Back in the News: US-Canada ecstasy smuggling ring and Lynch's Border Songs

I don't like to post twice about the same book, but this article is just too dead-on to pass up.

Last month I posted about Jim Lynch's Border Songs, a novel all about a border patrol agent who busts drug smugglers along the Canada-Washington state border.

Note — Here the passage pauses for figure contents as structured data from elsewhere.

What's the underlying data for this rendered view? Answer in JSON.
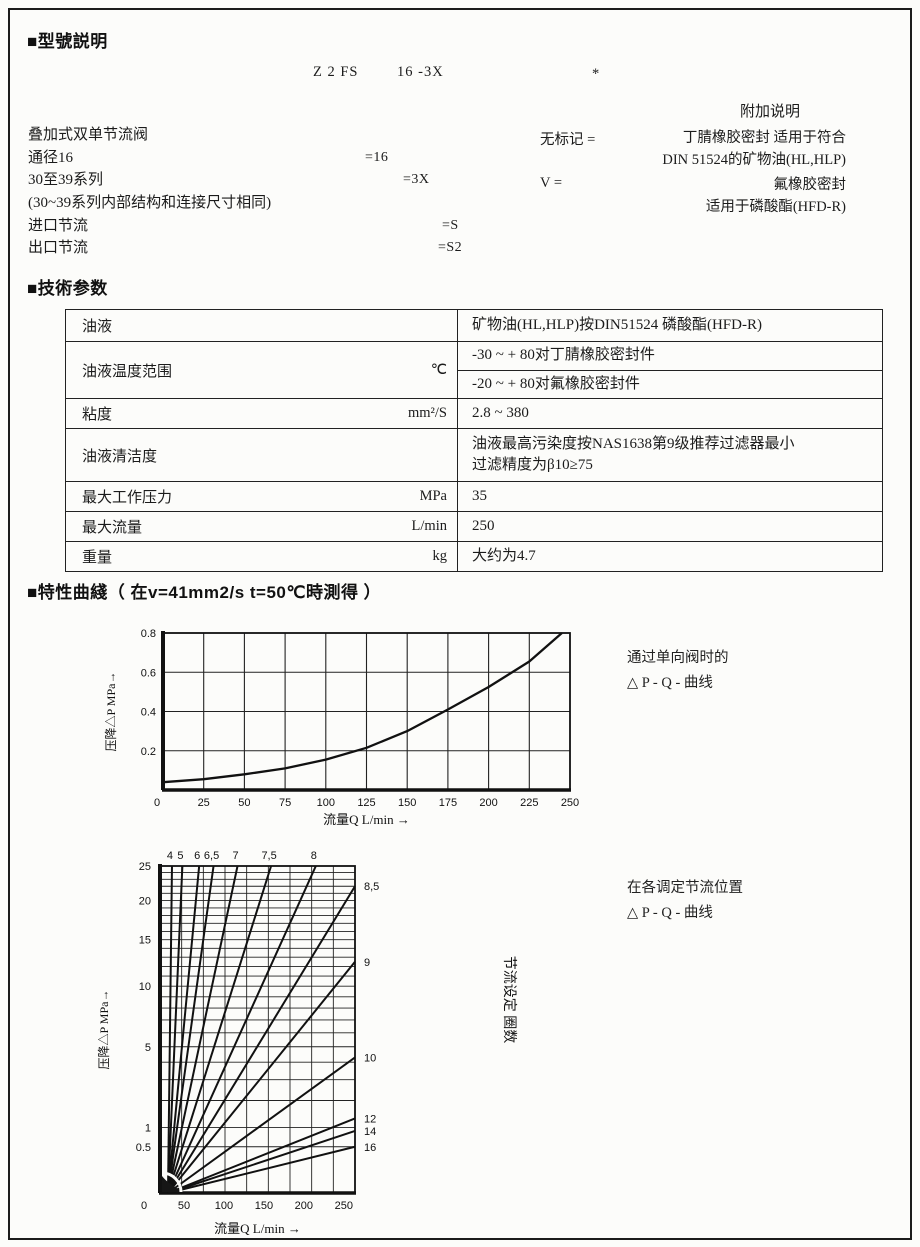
{
  "model_section": {
    "title": "■型號説明",
    "code": {
      "p1": "Z 2 FS",
      "p2": "16 -3X",
      "star": "*"
    },
    "rows": [
      {
        "label": "叠加式双单节流阀",
        "code": ""
      },
      {
        "label": "通径16",
        "code": "=16"
      },
      {
        "label": "30至39系列",
        "code": "=3X"
      },
      {
        "label": "(30~39系列内部结构和连接尺寸相同)",
        "code": ""
      },
      {
        "label": "进口节流",
        "code": "=S"
      },
      {
        "label": "出口节流",
        "code": "=S2"
      }
    ],
    "notes": {
      "title": "附加说明",
      "rows": [
        {
          "key": "无标记 =",
          "value": "丁腈橡胶密封 适用于符合\nDIN 51524的矿物油(HL,HLP)"
        },
        {
          "key": "V =",
          "value": "氟橡胶密封\n适用于磷酸酯(HFD-R)"
        }
      ]
    }
  },
  "tech_section": {
    "title": "■技術参数",
    "rows": [
      {
        "label": "油液",
        "unit": "",
        "values": [
          "矿物油(HL,HLP)按DIN51524 磷酸酯(HFD-R)"
        ]
      },
      {
        "label": "油液温度范围",
        "unit": "℃",
        "values": [
          "-30 ~ + 80对丁腈橡胶密封件",
          "-20 ~ + 80对氟橡胶密封件"
        ]
      },
      {
        "label": "粘度",
        "unit": "mm²/S",
        "values": [
          "2.8 ~ 380"
        ]
      },
      {
        "label": "油液清洁度",
        "unit": "",
        "values": [
          "油液最高污染度按NAS1638第9级推荐过滤器最小\n过滤精度为β10≥75"
        ]
      },
      {
        "label": "最大工作压力",
        "unit": "MPa",
        "values": [
          "35"
        ]
      },
      {
        "label": "最大流量",
        "unit": "L/min",
        "values": [
          "250"
        ]
      },
      {
        "label": "重量",
        "unit": "kg",
        "values": [
          "大约为4.7"
        ]
      }
    ]
  },
  "curves_section": {
    "title": "■特性曲綫（ 在v=41mm2/s t=50℃時測得 ）"
  },
  "chart_data": [
    {
      "type": "line",
      "annotation": "通过单向阀时的\n△ P - Q - 曲线",
      "xlabel": "流量Q L/min →",
      "ylabel": "压降△P MPa→",
      "xlim": [
        0,
        250
      ],
      "ylim": [
        0,
        0.8
      ],
      "xticks": [
        0,
        25,
        50,
        75,
        100,
        125,
        150,
        175,
        200,
        225,
        250
      ],
      "yticks": [
        0.2,
        0.4,
        0.6,
        0.8
      ],
      "grid": true,
      "legend": "none",
      "series": [
        {
          "name": "通过单向阀",
          "x": [
            0,
            25,
            50,
            75,
            100,
            125,
            150,
            175,
            200,
            225,
            245
          ],
          "y": [
            0.04,
            0.055,
            0.08,
            0.11,
            0.155,
            0.215,
            0.3,
            0.41,
            0.525,
            0.655,
            0.8
          ]
        }
      ]
    },
    {
      "type": "line",
      "annotation": "在各调定节流位置\n△ P - Q - 曲线",
      "xlabel": "流量Q L/min →",
      "ylabel": "压降△P MPa→",
      "ylabel_right": "节流设定 圈数",
      "y_scale": "sqrt",
      "xlim": [
        20,
        264
      ],
      "ylim": [
        0,
        25
      ],
      "xticks": [
        0,
        50,
        100,
        150,
        200,
        250
      ],
      "yticks": [
        0.5,
        1,
        5,
        10,
        15,
        20,
        25
      ],
      "grid": true,
      "legend": "labels-at-line-ends",
      "series": [
        {
          "name": "4",
          "x": [
            30,
            35
          ],
          "y": [
            0,
            25
          ]
        },
        {
          "name": "5",
          "x": [
            30,
            48
          ],
          "y": [
            0,
            25
          ]
        },
        {
          "name": "6",
          "x": [
            30,
            69
          ],
          "y": [
            0,
            25
          ]
        },
        {
          "name": "6,5",
          "x": [
            30,
            87
          ],
          "y": [
            0,
            25
          ]
        },
        {
          "name": "7",
          "x": [
            30,
            117
          ],
          "y": [
            0,
            25
          ]
        },
        {
          "name": "7,5",
          "x": [
            30,
            159
          ],
          "y": [
            0,
            25
          ]
        },
        {
          "name": "8",
          "x": [
            30,
            215
          ],
          "y": [
            0,
            25
          ]
        },
        {
          "name": "8,5",
          "x": [
            30,
            264
          ],
          "y": [
            0,
            22
          ]
        },
        {
          "name": "9",
          "x": [
            30,
            264
          ],
          "y": [
            0,
            12.5
          ]
        },
        {
          "name": "10",
          "x": [
            30,
            264
          ],
          "y": [
            0,
            4.3
          ]
        },
        {
          "name": "12",
          "x": [
            30,
            264
          ],
          "y": [
            0,
            1.3
          ]
        },
        {
          "name": "14",
          "x": [
            30,
            264
          ],
          "y": [
            0,
            0.9
          ]
        },
        {
          "name": "16",
          "x": [
            30,
            264
          ],
          "y": [
            0,
            0.5
          ]
        }
      ]
    }
  ]
}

Flash forward to this morning, when the BBC ran the article "US border agents bust US-Canada 'ecstasy smuggling ring':"
Four people are in custody in the US and Canada after a suspected drug smuggler fired on US border agents and fled, sparking a day-long manhunt. 
The incident began on Tuesday morning when border agents encountered two men carrying backpacks five miles (8km) east of Sumas, Washington, in the US. Authorities say agents interrupted an attempt to smuggle a load of MDMA, or ecstasy, from Canada to San Francisco... 
On Tuesday morning, US border agents ordered the two men they encountered near the border to halt, officials said. One of the men dropped his backpack, fired a weapon at the agents, and ran, according to a criminal complaint filed in US federal court in Washington on Wednesday. 
The officers took the other man, identified as Jeffrey Laviolette, into custody immediately. Canadian and US police searched for the fugitive on foot and by helicopter, putting up road blocks. Nathan Hall, a Canadian citizen, was arrested by the Abbotsford Police Department in British Columbia early on Wednesday morning. According to border patrol agents, the backpacks Mr Hall and Mr Laviolette were carrying contained a total of 58lb (26kg) of ecstasy.... 
The wooded area a few miles east of a highway border crossing is a well-known smuggling route for drugs and firearms, and a spokeswoman for the US attorney for the Western District of Washington told the BBC smuggling prosecutions are "a large part of our practice".
Newsworthy Novels: bringing you tomorrow's news today!